Republican staffer Derek Khanna, who authored a report on copyright reform that appeared on the Republican Study Committee’s website in mid-November, was fired after the committee disowned the report and pulled it from its website.

The Washington Examiner’s Tim Carney first reported on Thursday that Khanna had been fired.

Ars Technica followed up with a report that said “incoming chairman of the RSC, Steve Scalise (R-LA), was approached by several Republican members of Congress” who were upset about Khanna’s report and asked that he “not be retained.”

Khanna, Ars Technica said, would not be returning as a staffer “when Congress re-convenes in January.” The 24-year-old former staffer declined The Daily Caller’s request for comment.

The Republican Study Committee, which is the 170-member conservative House caucus, is an independent research arm of the Republican Party.

Khanna examined in his report what he called “three myths of copyright law and possible reforms to copyright law that will lead to more economic development for the private sector and to a copyright law that is more firmly based upon constitutional principles.”

While even some conservatives are willing to concede that the current copyright system needs to be fixed, uproar ensued from content industry lobbyists and Tennessee Republican Rep. Marsha Blackburn, according to The Washington Examiner.

Republicans are closely allied with the entertainment industry, according to Carney’s piece in the Examiner, echoing arguments made by copyright reform advocates who consider the current copyright regime a big government handout to copyright holders.

“In winning a fifth term earlier in the month, Blackburn received more money from the music industry than any other Republican congressional candidate, according to the Center for Responsive Politics,” Carney said.

A Republican staffer told TheDC that the Blackburn had nothing to do with Khanna losing his job, claiming the firing was a decision by the leadership of the RSC.

“Copyright reform would have far reaching impacts, so it is incredibly important that it be approached with all facts and viewpoints in hand,” RSC Executive Director Paul Teller wrote in an email that retracted Khanna’s piece.

Teller did not immediately return TheDC’s request for comment.

“Congressman Blackburn has always supported private property rights and the right for individuals to own intellectual property,” Blackburn’s deputy chief of staff, Mike Reynard, told TheDC on Thursday. “They are foundational to our Constitutional principles and free enterprise system.”

Both political parties, however, have ties to the entertainment industry, and during the Stop Online Piracy Act (SOPA) saga, Republicans were the first to abandon their support of the legislation after massive online protests against the legislation.

Senate Majority Leader Harry Reid, for example, had taken $3.5 million in campaign donations from industry groups and companies that supported SOPA, which TheDC previously reported.

Scott Cleland, president of Precursor, a Fortune 500 consultancy, wrote in a blog post Wednesday that copyright reform “has been a pet issue of the tech-left for over a decade.”

“The tech-left would love for their ideological foes to lead the charge on one of their strategic issues that they could not advance themselves and let conservatives take the hits that they are unwilling to take themselves,” said Cleland.

“The tech-left, i.e.

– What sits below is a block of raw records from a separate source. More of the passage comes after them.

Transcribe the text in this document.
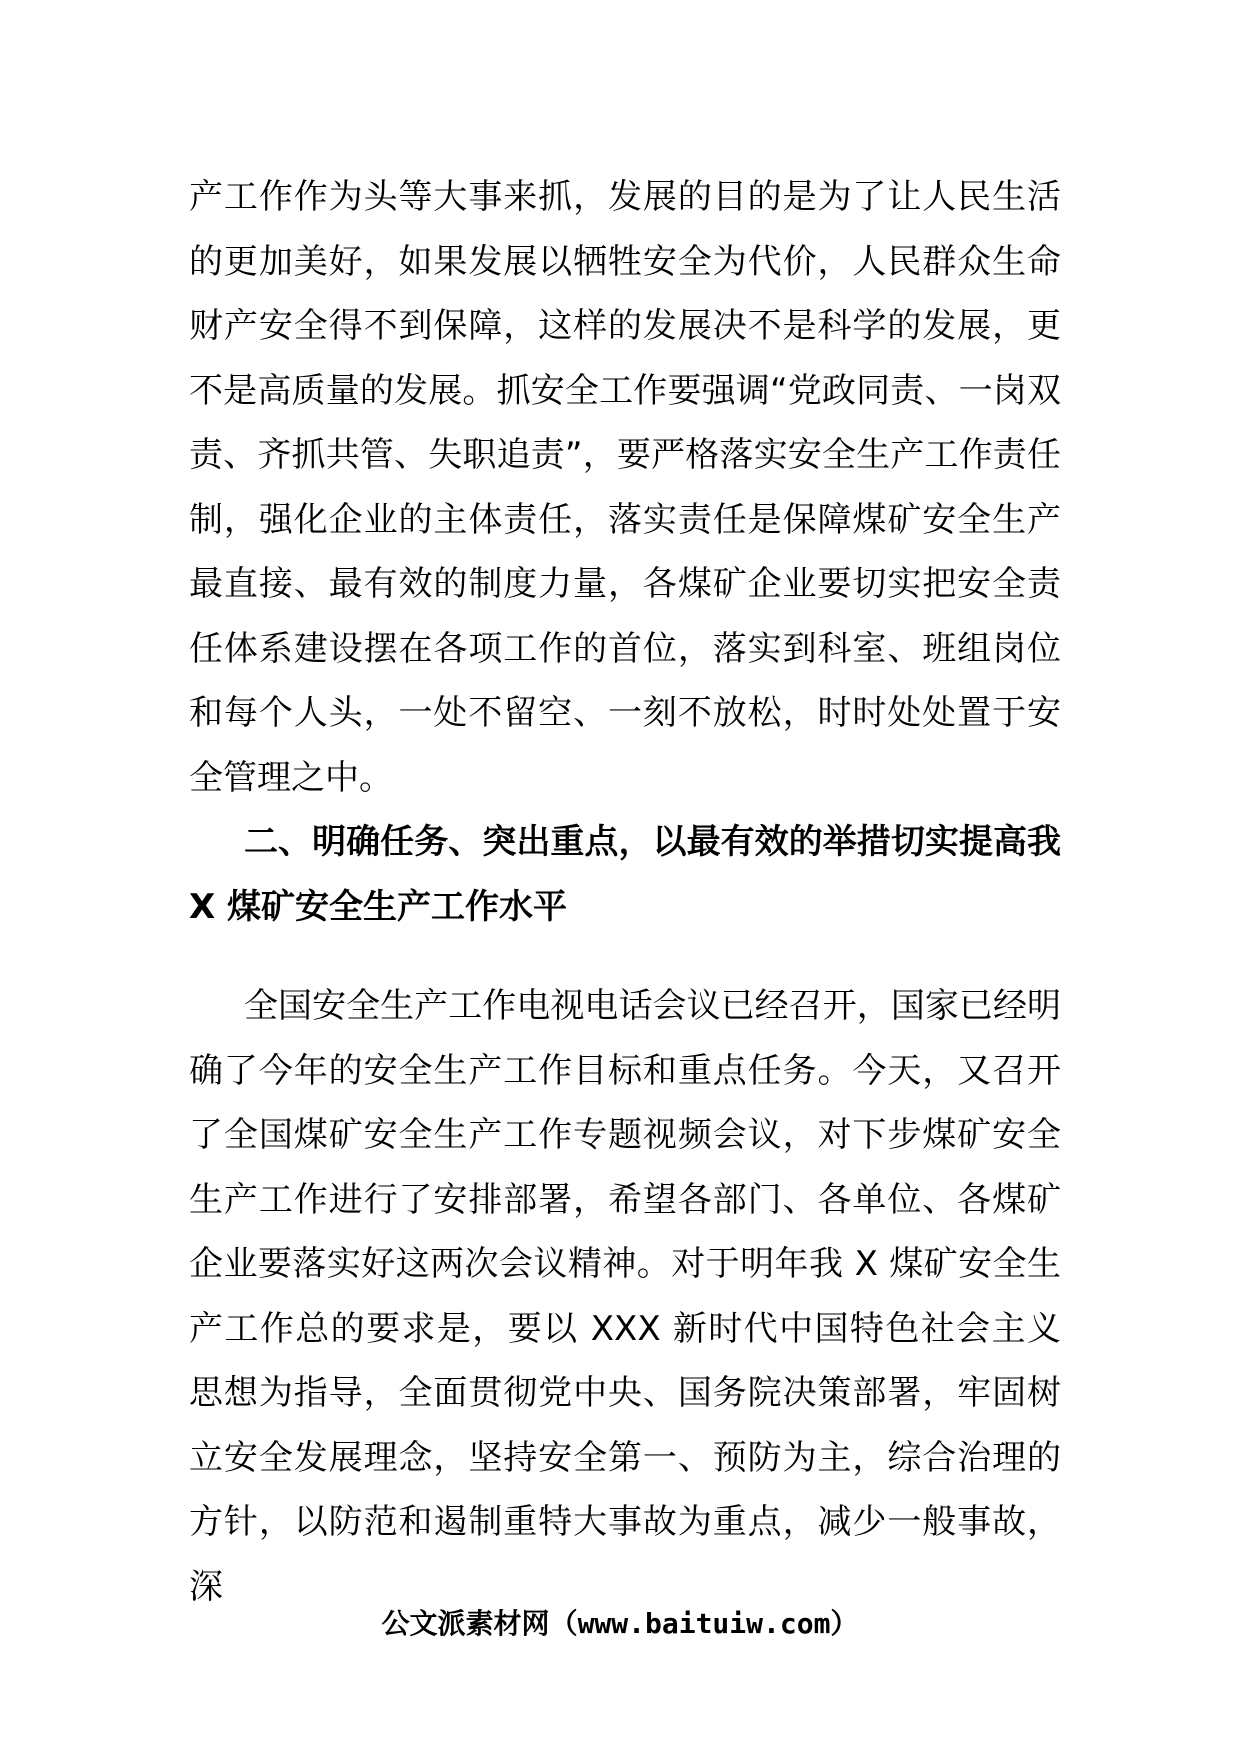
产工作作为头等大事来抓，发展的目的是为了让人民生活的更加美好，如果发展以牺牲安全为代价，人民群众生命财产安全得不到保障，这样的发展决不是科学的发展，更不是高质量的发展。抓安全工作要强调“党政同责、一岗双责、齐抓共管、失职追责”，要严格落实安全生产工作责任制，强化企业的主体责任，落实责任是保障煤矿安全生产最直接、最有效的制度力量，各煤矿企业要切实把安全责任体系建设摆在各项工作的首位，落实到科室、班组岗位和每个人头，一处不留空、一刻不放松，时时处处置于安全管理之中。
二、明确任务、突出重点，以最有效的举措切实提高我 X 煤矿安全生产工作水平
全国安全生产工作电视电话会议已经召开，国家已经明确了今年的安全生产工作目标和重点任务。今天，又召开了全国煤矿安全生产工作专题视频会议，对下步煤矿安全生产工作进行了安排部署，希望各部门、各单位、各煤矿企业要落实好这两次会议精神。对于明年我 X 煤矿安全生产工作总的要求是，要以 XXX 新时代中国特色社会主义思想为指导，全面贯彻党中央、国务院决策部署，牢固树立安全发展理念，坚持安全第一、预防为主，综合治理的方针，以防范和遏制重特大事故为重点，减少一般事故，深
公文派素材网（www.baituiw.com）
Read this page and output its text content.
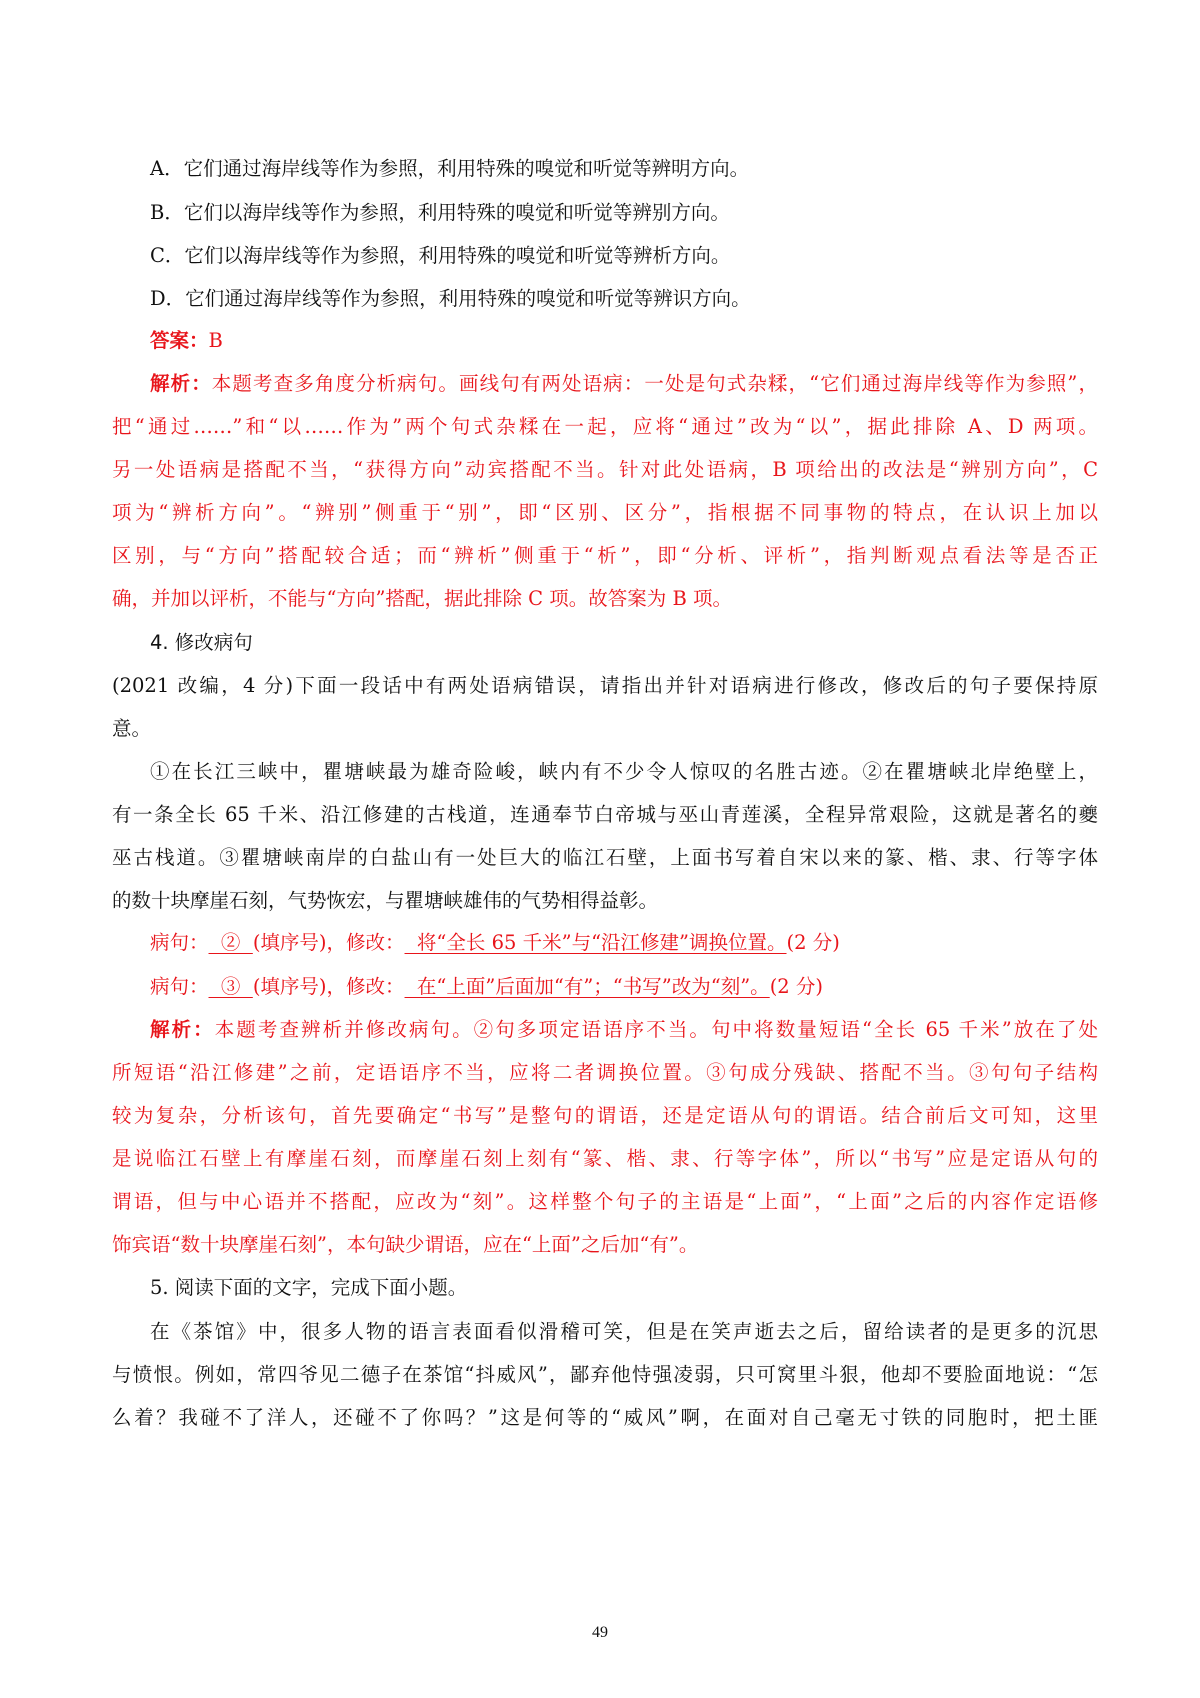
A．它们通过海岸线等作为参照，利用特殊的嗅觉和听觉等辨明方向。
B．它们以海岸线等作为参照，利用特殊的嗅觉和听觉等辨别方向。
C．它们以海岸线等作为参照，利用特殊的嗅觉和听觉等辨析方向。
D．它们通过海岸线等作为参照，利用特殊的嗅觉和听觉等辨识方向。
答案：B
解析：本题考查多角度分析病句。画线句有两处语病：一处是句式杂糅，“它们通过海岸线等作为参照”，
把“通过……”和“以……作为”两个句式杂糅在一起，应将“通过”改为“以”，据此排除 A、D 两项。
另一处语病是搭配不当，“获得方向”动宾搭配不当。针对此处语病，B 项给出的改法是“辨别方向”，C
项为“辨析方向”。“辨别”侧重于“别”，即“区别、区分”，指根据不同事物的特点，在认识上加以
区别，与“方向”搭配较合适；而“辨析”侧重于“析”，即“分析、评析”，指判断观点看法等是否正
确，并加以评析，不能与“方向”搭配，据此排除 C 项。故答案为 B 项。
4. 修改病句
(2021 改编，4 分)下面一段话中有两处语病错误，请指出并针对语病进行修改，修改后的句子要保持原
意。
①在长江三峡中，瞿塘峡最为雄奇险峻，峡内有不少令人惊叹的名胜古迹。②在瞿塘峡北岸绝壁上，
有一条全长 65 千米、沿江修建的古栈道，连通奉节白帝城与巫山青莲溪，全程异常艰险，这就是著名的夔
巫古栈道。③瞿塘峡南岸的白盐山有一处巨大的临江石壁，上面书写着自宋以来的篆、楷、隶、行等字体
的数十块摩崖石刻，气势恢宏，与瞿塘峡雄伟的气势相得益彰。
病句：  ②  (填序号)，修改：  将“全长 65 千米”与“沿江修建”调换位置。(2 分)
病句：  ③  (填序号)，修改：  在“上面”后面加“有”；“书写”改为“刻”。(2 分)
解析：本题考查辨析并修改病句。②句多项定语语序不当。句中将数量短语“全长 65 千米”放在了处
所短语“沿江修建”之前，定语语序不当，应将二者调换位置。③句成分残缺、搭配不当。③句句子结构
较为复杂，分析该句，首先要确定“书写”是整句的谓语，还是定语从句的谓语。结合前后文可知，这里
是说临江石壁上有摩崖石刻，而摩崖石刻上刻有“篆、楷、隶、行等字体”，所以“书写”应是定语从句的
谓语，但与中心语并不搭配，应改为“刻”。这样整个句子的主语是“上面”，“上面”之后的内容作定语修
饰宾语“数十块摩崖石刻”，本句缺少谓语，应在“上面”之后加“有”。
5. 阅读下面的文字，完成下面小题。
在《茶馆》中，很多人物的语言表面看似滑稽可笑，但是在笑声逝去之后，留给读者的是更多的沉思
与愤恨。例如，常四爷见二德子在茶馆“抖威风”，鄙弃他恃强凌弱，只可窝里斗狠，他却不要脸面地说：“怎
么着？我碰不了洋人，还碰不了你吗？”这是何等的“威风”啊，在面对自己毫无寸铁的同胞时，把土匪
49
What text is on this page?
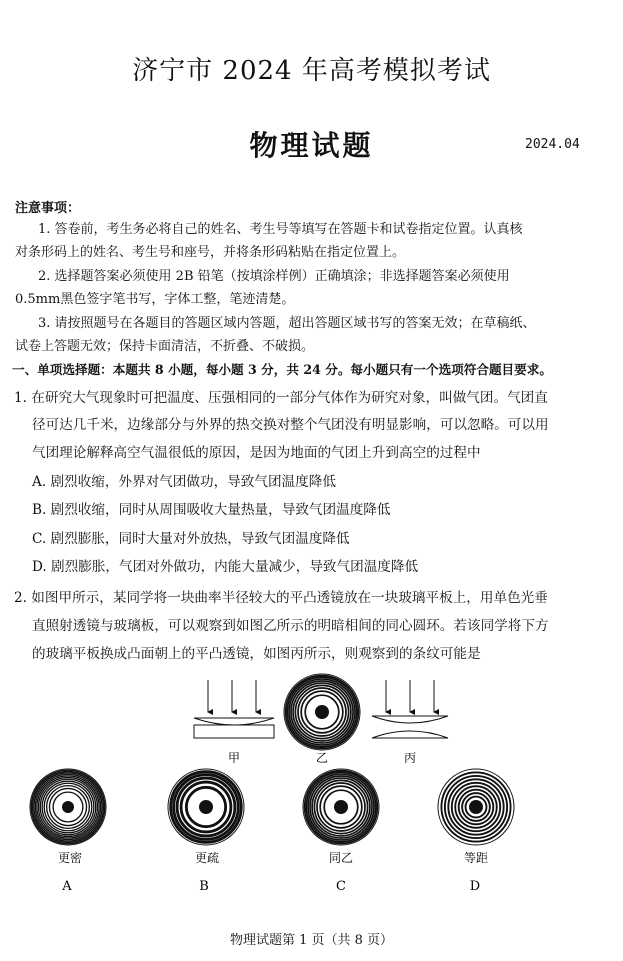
济宁市 2024 年高考模拟考试
物理试题	2024.04
注意事项：
1. 答卷前，考生务必将自己的姓名、考生号等填写在答题卡和试卷指定位置。认真核
对条形码上的姓名、考生号和座号，并将条形码粘贴在指定位置上。
2. 选择题答案必须使用 2B 铅笔（按填涂样例）正确填涂；非选择题答案必须使用
0.5mm黑色签字笔书写，字体工整，笔迹清楚。
3. 请按照题号在各题目的答题区域内答题，超出答题区域书写的答案无效；在草稿纸、
试卷上答题无效；保持卡面清洁，不折叠、不破损。
一、单项选择题：本题共 8 小题，每小题 3 分，共 24 分。每小题只有一个选项符合题目要求。
1. 在研究大气现象时可把温度、压强相同的一部分气体作为研究对象，叫做气团。气团直
径可达几千米，边缘部分与外界的热交换对整个气团没有明显影响，可以忽略。可以用
气团理论解释高空气温很低的原因，是因为地面的气团上升到高空的过程中
A. 剧烈收缩，外界对气团做功，导致气团温度降低
B. 剧烈收缩，同时从周围吸收大量热量，导致气团温度降低
C. 剧烈膨胀，同时大量对外放热，导致气团温度降低
D. 剧烈膨胀，气团对外做功，内能大量减少，导致气团温度降低
2. 如图甲所示，某同学将一块曲率半径较大的平凸透镜放在一块玻璃平板上，用单色光垂
直照射透镜与玻璃板，可以观察到如图乙所示的明暗相间的同心圆环。若该同学将下方
的玻璃平板换成凸面朝上的平凸透镜，如图丙所示，则观察到的条纹可能是
甲	乙	丙
更密	更疏	同乙	等距
A	B	C	D
物理试题第 1 页（共 8 页）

Professor Lessig‘s Free Culture/CopyLeft movement and the Googleled Internet lobby, is hostile to copyright and intellectual property rights in general because they seek a property-less, Internet commons where “information wants to be free” (of cost.),” he wrote.

Jerry Brito, senior research fellow at George Mason’s Mercatus Center and author of the book, Copyright Unbalanced: From Incentive to Excess, wrote on Monday: “Conservatives and libertarians, who are naturally suspicious of big government, should be skeptical of our ever-expanding copyright system.”

Brito also said that conservatives and libertarians “should also be skeptical of the recent trend toward criminal prosecution of even minor copyright infringements, of the growing use of civil asset forfeiture in copyright enforcement, and of attempts to regulate the Internet and electronics in the name of piracy eradication.”

Former Democratic Sen. Chris Dodd, who heads the Hollywood trade association, Motion Picture Association of America, urged the entertainment industry and technology industry to work together, in a conference keynote speech he delivered Thursday.

Dodd, who suffered a large portion of the criticism during the SOPA saga, said that Hollywood and Silicon Valley have more in common than they have differences.

“Not only does Hollywood work closely with Silicon Valley to create and promote films; Hollywood film and television creators are tech companies,” said Dodd.

“They celebrate innovation through the world’s most cutting-edge content, and they embrace technology as imperative to the success of the creators in their community,” said Dodd.